Ahora bien, en relación con el artículo 434 del Código de Procedimiento Civil, esta Sala mediante sentencia N° 744 de fecha 9 de diciembre de 2013, caso: Nelson David Figueroa, contra Delta Supply, C.A., expediente N° 2012-000349, reiterada en el fallo N° 838, de fecha 25 de noviembre de 2016, caso: Ramón Casanova Sierra, contra Felipe Orésteres Chacón Medina y otros, expediente N° 2016-111, expresó lo siguiente:
“…Observa esta Sala, que el formalizante lo que pretende delatar es vicio de silencio de pruebas, específicamente del instrumento fundamental de la demandada (recibo de pago de 81.000$), que fue producido dentro del lapso de quince (15) días para promover pruebas, y que a juicio del recurrente, el juez de alzada debió analizar y dar pleno valor probatorio, porque de haberlo hecho otro sería el resultado del juicio, y no la inadmisibilidad de la demanda.
Al respecto, esta Sala evidencia de la lectura de las actas del expediente, que el actor no acompañó a la demanda el original del recibo de $ 81.000, sino una copia simple, y de conformidad con el artículo 434 del Código de Procedimiento Civil, si el demandante no hubiere acompañado su demanda con los instrumentos en que la fundamenta, no se le admitirán después, a menos que hayan indicado en el libelo la oficina o el lugar donde se encuentren, o sean de fecha posterior, o que aparezca, si son anteriores, que no tuvo conocimiento de ellos, y el demandante en ninguna parte del libelo de la demanda justificó la omisión de presentar el documento fundamental de la demanda, tampoco mencionó el lugar u oficina donde se encontraba dicho instrumento; no siendo aplicable al caso concreto los demás supuestos de excepción previstos en la mencionada norma, porque el recibo de pago es de fecha anterior a la demanda y el demandante tenía conocimiento de su existencia; por ello mal podía el juez de alzada dar pleno valor probatorio al original del referido recibo de $ 81.000, que fue producido por la actora en el lapso de promoción de pruebas, como en efecto ocurrió en este caso.

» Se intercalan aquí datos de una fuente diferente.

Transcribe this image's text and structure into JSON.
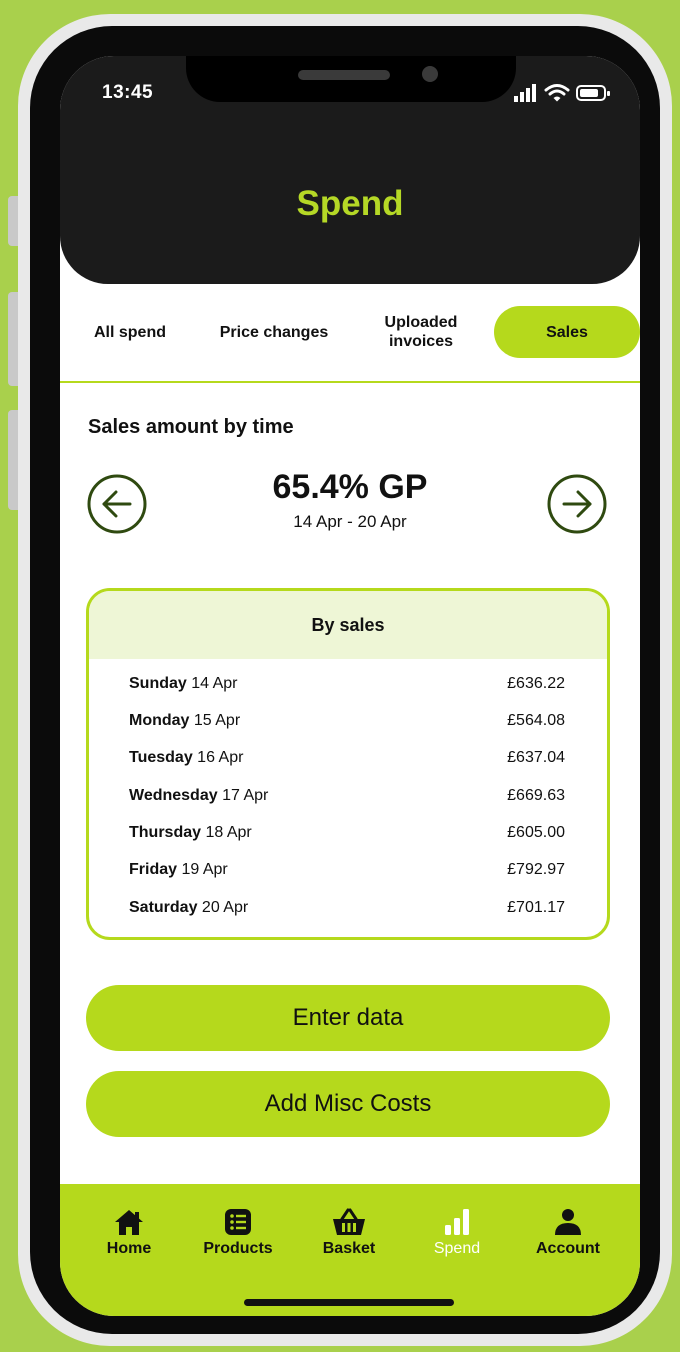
{
  "status_bar": {
    "time": "13:45",
    "icons": [
      "signal-icon",
      "wifi-icon",
      "battery-icon"
    ]
  },
  "header": {
    "title": "Spend"
  },
  "tabs": [
    {
      "label": "All spend",
      "active": false
    },
    {
      "label": "Price changes",
      "active": false
    },
    {
      "label": "Uploaded\ninvoices",
      "active": false
    },
    {
      "label": "Sales",
      "active": true
    }
  ],
  "section": {
    "title": "Sales amount by time",
    "gp_value": "65.4% GP",
    "date_range": "14 Apr - 20 Apr",
    "prev_icon": "arrow-left-circle-icon",
    "next_icon": "arrow-right-circle-icon"
  },
  "table": {
    "header": "By sales",
    "rows": [
      {
        "day": "Sunday",
        "date": "14 Apr",
        "amount": "£636.22"
      },
      {
        "day": "Monday",
        "date": "15 Apr",
        "amount": "£564.08"
      },
      {
        "day": "Tuesday",
        "date": "16 Apr",
        "amount": "£637.04"
      },
      {
        "day": "Wednesday",
        "date": "17 Apr",
        "amount": "£669.63"
      },
      {
        "day": "Thursday",
        "date": "18 Apr",
        "amount": "£605.00"
      },
      {
        "day": "Friday",
        "date": "19 Apr",
        "amount": "£792.97"
      },
      {
        "day": "Saturday",
        "date": "20 Apr",
        "amount": "£701.17"
      }
    ]
  },
  "actions": {
    "enter_data": "Enter data",
    "add_misc_costs": "Add Misc Costs"
  },
  "bottom_nav": [
    {
      "label": "Home",
      "icon": "home-icon",
      "active": false
    },
    {
      "label": "Products",
      "icon": "list-icon",
      "active": false
    },
    {
      "label": "Basket",
      "icon": "basket-icon",
      "active": false
    },
    {
      "label": "Spend",
      "icon": "bar-chart-icon",
      "active": true
    },
    {
      "label": "Account",
      "icon": "person-icon",
      "active": false
    }
  ],
  "colors": {
    "background": "#a9d04c",
    "accent": "#b5d91c",
    "header_bg": "#1b1b1b",
    "title_color": "#b5d826",
    "table_header_bg": "#eef6d6",
    "arrow_color": "#2f4a10"
  }
}
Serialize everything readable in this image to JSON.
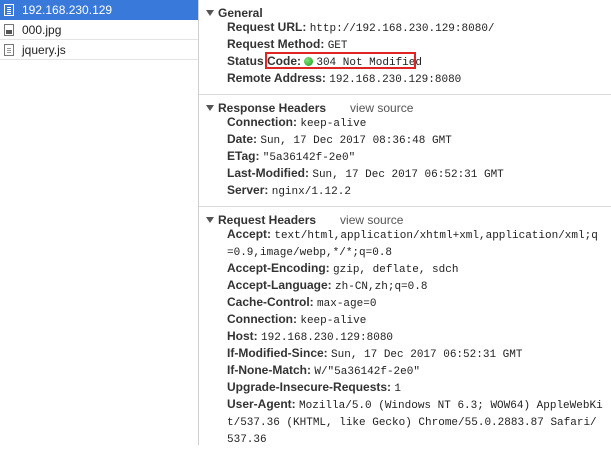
{
  "requests": [
    {
      "name": "192.168.230.129",
      "icon": "document-icon",
      "selected": true
    },
    {
      "name": "000.jpg",
      "icon": "image-file-icon",
      "selected": false
    },
    {
      "name": "jquery.js",
      "icon": "script-file-icon",
      "selected": false
    }
  ],
  "general": {
    "title": "General",
    "rows": [
      {
        "key": "Request URL:",
        "value": "http://192.168.230.129:8080/"
      },
      {
        "key": "Request Method:",
        "value": "GET"
      },
      {
        "key": "Status Code:",
        "value": "304 Not Modified"
      },
      {
        "key": "Remote Address:",
        "value": "192.168.230.129:8080"
      }
    ]
  },
  "response_headers": {
    "title": "Response Headers",
    "view_source": "view source",
    "rows": [
      {
        "key": "Connection:",
        "value": "keep-alive"
      },
      {
        "key": "Date:",
        "value": "Sun, 17 Dec 2017 08:36:48 GMT"
      },
      {
        "key": "ETag:",
        "value": "\"5a36142f-2e0\""
      },
      {
        "key": "Last-Modified:",
        "value": "Sun, 17 Dec 2017 06:52:31 GMT"
      },
      {
        "key": "Server:",
        "value": "nginx/1.12.2"
      }
    ]
  },
  "request_headers": {
    "title": "Request Headers",
    "view_source": "view source",
    "rows": [
      {
        "key": "Accept:",
        "value": "text/html,application/xhtml+xml,application/xml;q=0.9,image/webp,*/*;q=0.8"
      },
      {
        "key": "Accept-Encoding:",
        "value": "gzip, deflate, sdch"
      },
      {
        "key": "Accept-Language:",
        "value": "zh-CN,zh;q=0.8"
      },
      {
        "key": "Cache-Control:",
        "value": "max-age=0"
      },
      {
        "key": "Connection:",
        "value": "keep-alive"
      },
      {
        "key": "Host:",
        "value": "192.168.230.129:8080"
      },
      {
        "key": "If-Modified-Since:",
        "value": "Sun, 17 Dec 2017 06:52:31 GMT"
      },
      {
        "key": "If-None-Match:",
        "value": "W/\"5a36142f-2e0\""
      },
      {
        "key": "Upgrade-Insecure-Requests:",
        "value": "1"
      },
      {
        "key": "User-Agent:",
        "value": "Mozilla/5.0 (Windows NT 6.3; WOW64) AppleWebKit/537.36 (KHTML, like Gecko) Chrome/55.0.2883.87 Safari/537.36"
      }
    ]
  },
  "colors": {
    "selected": "#3879d9",
    "highlight": "#e02424",
    "status_ok": "#1f9a1a"
  }
}
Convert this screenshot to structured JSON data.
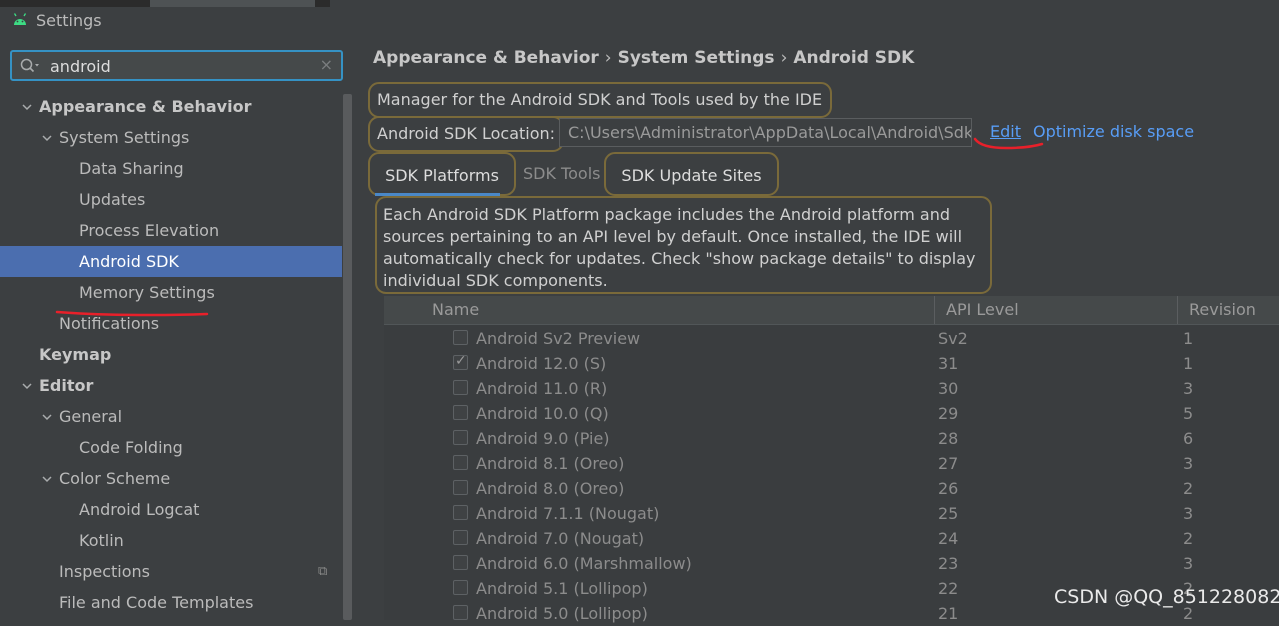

En consecuencia, la Sala debe declarar improcedente la denuncia de infracción de los artículos 243 ordinal 5º, 429, 434 y 509 del Código de Procedimiento Civil. Así se establece…”. (Destacados de la Sala).
Así del fallo antes transcrito, tenemos que si el demandante no hubiere acompañado su demanda con los instrumentos en que la fundamenta, no se le admitirán después, estableciendo una excepción en el artículo 434 eiusdem, en el sentido de que se hayan indicado en el libelo la oficina o el lugar donde se encuentren, o sean de fecha posterior, o que aparezca, si son anteriores dichos documentos, que no tuvo conocimiento de ellos, más sin embargo, el demandante debe invocar dicha excepción en el libelo de la demanda justificando la omisión de presentar el documento fundamental de la demanda.
De esta manera, ha indicado la Sala que en nuestro sistema probatorio civil venezolano se consagra la aportación preclusiva del instrumento fundamental, establecida en el artículo 434 del Código de Procedimiento Civil, el cual establece como regla que si el demandante no hubiere acompañado su demanda con los instrumentos en que se fundamente, no se le admitirán después, dicho mandato debe ser entendido rationi legis, que el instrumento fundamental, sino se presenta junto con la demanda ni tampoco se hace uso de las excepciones que contempla el artículo supra referido, la actora pierde toda oportunidad para producir eficazmente estos documentos, siendo extemporánea su producción en cualquier otra oportunidad, incumplimiento de la carga y violación de la autorresponsabilidad.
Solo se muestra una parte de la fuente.